Tuesday, 10 January 2012

It's been a few years since the "Crunch" began.  I was still employed full time in an office - hating it and had been looking to leave for a while.  I'd always peruse the local newspaper for jobs just to keep an eye on what was around.  Typically there would be around four pages worth, including the same adverts for cleaners week in week out.

The Crunch hit and all those adverts pretty much vanished.  Whether they were simply withdrawn or people suddenly losing their jobs snapped up whatever was available, it's hard to know for sure.  But for the first year at least there were practically no jobs advertised in my local paper, maybe an eighth of a page with three or four offerings.

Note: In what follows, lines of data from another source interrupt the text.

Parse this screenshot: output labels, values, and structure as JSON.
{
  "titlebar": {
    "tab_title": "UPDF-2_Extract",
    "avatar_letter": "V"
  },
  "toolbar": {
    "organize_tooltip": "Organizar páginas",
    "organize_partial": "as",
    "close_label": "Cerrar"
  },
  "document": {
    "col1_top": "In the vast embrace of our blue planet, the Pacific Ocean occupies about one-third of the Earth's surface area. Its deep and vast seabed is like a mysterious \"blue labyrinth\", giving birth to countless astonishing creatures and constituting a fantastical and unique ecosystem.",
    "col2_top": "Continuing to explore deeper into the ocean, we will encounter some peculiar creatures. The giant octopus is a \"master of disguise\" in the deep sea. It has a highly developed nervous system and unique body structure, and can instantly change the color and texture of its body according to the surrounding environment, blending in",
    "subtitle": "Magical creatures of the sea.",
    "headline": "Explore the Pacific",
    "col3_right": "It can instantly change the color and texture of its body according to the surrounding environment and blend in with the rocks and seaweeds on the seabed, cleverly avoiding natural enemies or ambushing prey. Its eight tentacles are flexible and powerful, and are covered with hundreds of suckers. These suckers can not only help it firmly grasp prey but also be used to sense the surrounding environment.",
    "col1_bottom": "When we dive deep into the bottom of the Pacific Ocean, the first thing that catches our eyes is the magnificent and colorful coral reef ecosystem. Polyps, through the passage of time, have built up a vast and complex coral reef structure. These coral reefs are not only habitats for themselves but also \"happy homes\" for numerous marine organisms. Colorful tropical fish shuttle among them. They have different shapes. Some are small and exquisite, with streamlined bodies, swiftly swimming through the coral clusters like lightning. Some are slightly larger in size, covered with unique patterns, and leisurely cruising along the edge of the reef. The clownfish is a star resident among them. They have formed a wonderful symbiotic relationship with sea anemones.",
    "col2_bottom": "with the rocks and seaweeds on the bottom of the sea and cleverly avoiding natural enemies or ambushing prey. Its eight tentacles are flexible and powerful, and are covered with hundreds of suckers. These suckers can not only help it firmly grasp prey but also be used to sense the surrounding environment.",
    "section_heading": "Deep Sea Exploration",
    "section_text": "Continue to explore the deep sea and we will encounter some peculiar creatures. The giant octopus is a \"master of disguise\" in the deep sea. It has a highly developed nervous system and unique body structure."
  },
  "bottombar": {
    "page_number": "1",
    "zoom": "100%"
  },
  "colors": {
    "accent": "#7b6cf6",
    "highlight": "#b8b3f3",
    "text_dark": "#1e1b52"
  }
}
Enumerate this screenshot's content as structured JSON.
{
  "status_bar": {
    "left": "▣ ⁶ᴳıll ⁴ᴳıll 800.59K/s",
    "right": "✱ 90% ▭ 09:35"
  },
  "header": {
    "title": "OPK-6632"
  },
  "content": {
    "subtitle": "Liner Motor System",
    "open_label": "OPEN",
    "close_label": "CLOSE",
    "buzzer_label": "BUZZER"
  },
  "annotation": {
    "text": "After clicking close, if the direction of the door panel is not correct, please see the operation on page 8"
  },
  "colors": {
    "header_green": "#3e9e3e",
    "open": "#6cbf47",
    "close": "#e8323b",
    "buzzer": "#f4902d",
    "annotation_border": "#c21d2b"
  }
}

In the past year, I have noticed a distinct increase.  Not necessarily every week, but most weeks there is at least a page of job adverts, often two.

Same with job websites.  The one I frequent most used to maybe only have a dozen at the very most each day (and that was within a 15 mile radius of my home) yet more recently there are in the region of 150 job adverts going up every weekday.

Lets face it, the recession / crunch / bad economic situation we're in is not going to last forever. I think this is a sign that things are gradually getting better.  Some companies are doing really well and expanding, and as always there will be retirements, people moving away (and even the sad event of deaths) and it's not feasible not to replace them.  We keep hearing in the news about companies closing and the number of job loses but there are jobs springing up more and more, certainly in my area.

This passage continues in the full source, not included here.